I have worked for public and private, rich and poor, tycoons, princes, and starving artists in every sort of size and place.
And everyone wants bamboo. Which makes me wonder: what makes it so universally irresistable, and yet so difficult to use well in a garden? Perhaps the following observations will shed some light on the enigma of bamboo fascination.
Bamboo’s roots are called Rhizomes; the new growths are shoots; and the stems are culms. New culms appear every year, and live for about five years. Cutting them for paper, architecture, ornaments, tools, musical instruments, food, furniture, fabric, flooring and false teeth(!) does not affect the health of the rhizome.

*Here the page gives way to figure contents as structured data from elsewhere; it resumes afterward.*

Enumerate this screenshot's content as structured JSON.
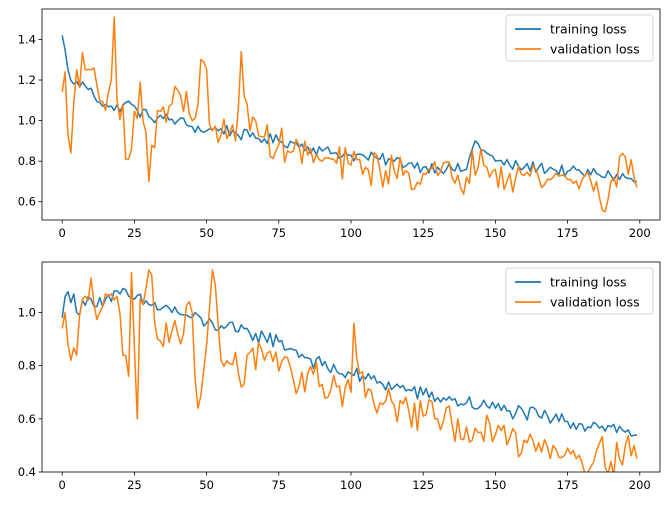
{
  "chart_data": [
    {
      "type": "line",
      "title": "",
      "xlabel": "",
      "ylabel": "",
      "xlim": [
        -7,
        207
      ],
      "ylim": [
        0.51,
        1.55
      ],
      "xticks": [
        0,
        25,
        50,
        75,
        100,
        125,
        150,
        175,
        200
      ],
      "yticks": [
        0.6,
        0.8,
        1.0,
        1.2,
        1.4
      ],
      "legend_position": "upper right",
      "grid": false,
      "x_start": 0,
      "x_step": 1,
      "series": [
        {
          "name": "training loss",
          "color": "#1f77b4",
          "anchors": [
            [
              0,
              1.42
            ],
            [
              2,
              1.25
            ],
            [
              4,
              1.18
            ],
            [
              8,
              1.17
            ],
            [
              10,
              1.16
            ],
            [
              13,
              1.09
            ],
            [
              15,
              1.08
            ],
            [
              18,
              1.05
            ],
            [
              22,
              1.09
            ],
            [
              26,
              1.05
            ],
            [
              30,
              1.02
            ],
            [
              35,
              1.01
            ],
            [
              40,
              1.0
            ],
            [
              45,
              0.97
            ],
            [
              50,
              0.95
            ],
            [
              55,
              0.96
            ],
            [
              60,
              0.94
            ],
            [
              65,
              0.92
            ],
            [
              70,
              0.91
            ],
            [
              75,
              0.9
            ],
            [
              80,
              0.89
            ],
            [
              85,
              0.87
            ],
            [
              90,
              0.85
            ],
            [
              95,
              0.84
            ],
            [
              100,
              0.83
            ],
            [
              105,
              0.82
            ],
            [
              110,
              0.81
            ],
            [
              115,
              0.8
            ],
            [
              120,
              0.79
            ],
            [
              125,
              0.77
            ],
            [
              130,
              0.77
            ],
            [
              135,
              0.76
            ],
            [
              140,
              0.76
            ],
            [
              143,
              0.9
            ],
            [
              147,
              0.84
            ],
            [
              150,
              0.8
            ],
            [
              155,
              0.78
            ],
            [
              160,
              0.77
            ],
            [
              165,
              0.77
            ],
            [
              170,
              0.76
            ],
            [
              175,
              0.75
            ],
            [
              180,
              0.74
            ],
            [
              185,
              0.74
            ],
            [
              190,
              0.73
            ],
            [
              195,
              0.72
            ],
            [
              199,
              0.7
            ]
          ],
          "noise": 0.03
        },
        {
          "name": "validation loss",
          "color": "#ff7f0e",
          "anchors": [
            [
              0,
              1.14
            ],
            [
              1,
              1.24
            ],
            [
              2,
              0.93
            ],
            [
              3,
              0.84
            ],
            [
              5,
              1.25
            ],
            [
              8,
              1.25
            ],
            [
              11,
              1.26
            ],
            [
              13,
              1.1
            ],
            [
              15,
              1.05
            ],
            [
              17,
              1.2
            ],
            [
              18,
              1.51
            ],
            [
              19,
              1.1
            ],
            [
              21,
              1.08
            ],
            [
              22,
              0.81
            ],
            [
              23,
              0.81
            ],
            [
              27,
              1.19
            ],
            [
              30,
              0.7
            ],
            [
              33,
              1.05
            ],
            [
              37,
              1.07
            ],
            [
              40,
              1.15
            ],
            [
              45,
              1.0
            ],
            [
              49,
              1.29
            ],
            [
              52,
              0.95
            ],
            [
              55,
              0.93
            ],
            [
              60,
              0.9
            ],
            [
              62,
              1.34
            ],
            [
              65,
              0.95
            ],
            [
              70,
              0.92
            ],
            [
              75,
              0.88
            ],
            [
              80,
              0.85
            ],
            [
              85,
              0.83
            ],
            [
              90,
              0.8
            ],
            [
              95,
              0.79
            ],
            [
              100,
              0.78
            ],
            [
              105,
              0.77
            ],
            [
              110,
              0.76
            ],
            [
              115,
              0.75
            ],
            [
              120,
              0.74
            ],
            [
              125,
              0.74
            ],
            [
              130,
              0.73
            ],
            [
              135,
              0.72
            ],
            [
              140,
              0.72
            ],
            [
              145,
              0.86
            ],
            [
              150,
              0.76
            ],
            [
              155,
              0.74
            ],
            [
              160,
              0.73
            ],
            [
              165,
              0.72
            ],
            [
              170,
              0.72
            ],
            [
              175,
              0.71
            ],
            [
              180,
              0.71
            ],
            [
              185,
              0.7
            ],
            [
              187,
              0.56
            ],
            [
              190,
              0.7
            ],
            [
              195,
              0.82
            ],
            [
              199,
              0.67
            ]
          ],
          "noise": 0.09
        }
      ]
    },
    {
      "type": "line",
      "title": "",
      "xlabel": "",
      "ylabel": "",
      "xlim": [
        -7,
        207
      ],
      "ylim": [
        0.4,
        1.19
      ],
      "xticks": [
        0,
        25,
        50,
        75,
        100,
        125,
        150,
        175,
        200
      ],
      "yticks": [
        0.4,
        0.6,
        0.8,
        1.0
      ],
      "legend_position": "upper right",
      "grid": false,
      "x_start": 0,
      "x_step": 1,
      "series": [
        {
          "name": "training loss",
          "color": "#1f77b4",
          "anchors": [
            [
              0,
              0.98
            ],
            [
              1,
              1.06
            ],
            [
              4,
              1.07
            ],
            [
              5,
              1.0
            ],
            [
              10,
              1.05
            ],
            [
              15,
              1.05
            ],
            [
              20,
              1.07
            ],
            [
              25,
              1.05
            ],
            [
              30,
              1.03
            ],
            [
              35,
              1.02
            ],
            [
              40,
              1.0
            ],
            [
              45,
              0.98
            ],
            [
              50,
              0.96
            ],
            [
              55,
              0.95
            ],
            [
              60,
              0.93
            ],
            [
              65,
              0.92
            ],
            [
              70,
              0.91
            ],
            [
              75,
              0.89
            ],
            [
              80,
              0.86
            ],
            [
              85,
              0.83
            ],
            [
              90,
              0.8
            ],
            [
              95,
              0.78
            ],
            [
              100,
              0.77
            ],
            [
              105,
              0.75
            ],
            [
              110,
              0.74
            ],
            [
              115,
              0.72
            ],
            [
              120,
              0.71
            ],
            [
              125,
              0.69
            ],
            [
              130,
              0.68
            ],
            [
              135,
              0.67
            ],
            [
              140,
              0.66
            ],
            [
              145,
              0.65
            ],
            [
              150,
              0.64
            ],
            [
              155,
              0.63
            ],
            [
              160,
              0.62
            ],
            [
              165,
              0.61
            ],
            [
              170,
              0.6
            ],
            [
              175,
              0.59
            ],
            [
              180,
              0.58
            ],
            [
              185,
              0.58
            ],
            [
              190,
              0.57
            ],
            [
              195,
              0.55
            ],
            [
              199,
              0.54
            ]
          ],
          "noise": 0.03
        },
        {
          "name": "validation loss",
          "color": "#ff7f0e",
          "anchors": [
            [
              0,
              0.94
            ],
            [
              1,
              1.0
            ],
            [
              2,
              0.88
            ],
            [
              3,
              0.82
            ],
            [
              5,
              0.84
            ],
            [
              7,
              1.05
            ],
            [
              10,
              1.13
            ],
            [
              13,
              1.0
            ],
            [
              15,
              1.07
            ],
            [
              17,
              1.07
            ],
            [
              19,
              1.06
            ],
            [
              21,
              0.84
            ],
            [
              23,
              0.76
            ],
            [
              24,
              1.15
            ],
            [
              26,
              0.6
            ],
            [
              27,
              1.05
            ],
            [
              30,
              1.16
            ],
            [
              33,
              0.9
            ],
            [
              36,
              0.96
            ],
            [
              40,
              0.92
            ],
            [
              45,
              1.0
            ],
            [
              47,
              0.64
            ],
            [
              50,
              0.88
            ],
            [
              52,
              1.16
            ],
            [
              55,
              0.82
            ],
            [
              60,
              0.85
            ],
            [
              62,
              0.72
            ],
            [
              65,
              0.85
            ],
            [
              70,
              0.82
            ],
            [
              75,
              0.78
            ],
            [
              80,
              0.75
            ],
            [
              85,
              0.77
            ],
            [
              90,
              0.73
            ],
            [
              95,
              0.72
            ],
            [
              100,
              0.7
            ],
            [
              101,
              0.96
            ],
            [
              105,
              0.68
            ],
            [
              110,
              0.66
            ],
            [
              115,
              0.65
            ],
            [
              120,
              0.63
            ],
            [
              125,
              0.61
            ],
            [
              130,
              0.6
            ],
            [
              135,
              0.58
            ],
            [
              140,
              0.57
            ],
            [
              145,
              0.55
            ],
            [
              150,
              0.54
            ],
            [
              155,
              0.53
            ],
            [
              160,
              0.52
            ],
            [
              165,
              0.51
            ],
            [
              170,
              0.5
            ],
            [
              175,
              0.49
            ],
            [
              178,
              0.45
            ],
            [
              185,
              0.48
            ],
            [
              190,
              0.44
            ],
            [
              195,
              0.5
            ],
            [
              199,
              0.45
            ]
          ],
          "noise": 0.07
        }
      ]
    }
  ]
}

Bamboo, like corn and palms, is a grass. The biggest species, at 100-plus feet, are the largest grasses on earth. Culms reach most of their mature size in one growing season; the majority of the growth occurs in a three-to-four week period, and mostly at night.
This means that culms may grow at about three inches per hour– fast enough to watch them in the moonlight.
Bamboo’s massive root systems provide support for the culms and nutrients for the leaves, a remarkable feat of architectural engineering and hydrology.
The legendary strength of the rhizomes adds an undercurrent of power to an otherwise delicate bamboo planting.
The fearful reputation of invasive bamboo that plagues unprepared gardeners is definitely justified. Bamboo can do considerable damage to foundations and drains. Combining the requirements to contain it with the fact that bamboo tends to look out of place within conventional gardens often relegates it to a perpetually segregated existence.
In both chinese and japanese culture, bamboo symbols represent strength of character. Bamboo is often planted around shinto shrines to ward off evil spirits. The arching canes of a bamboo grove resemble the awesome architecture of a cathedral.
The tensile strength of bamboo is greater than mild steel, and its compression strength is greater than concrete. Nevertheless, it knows its weaknesses. In cold regions, the leaves droop in the winter to shed ice and snow, which prevents a buildup that could break the culms.
The mysterious flowering habits of bamboo are still not understood. Why do some species wait for more than 100 years to flower all at once, then set massive amounts of seed and die? It certainly does add drama to the bamboo mystique, but more likely it is something very practical, like creating open, sunny places for new, more vigorous plants to grow.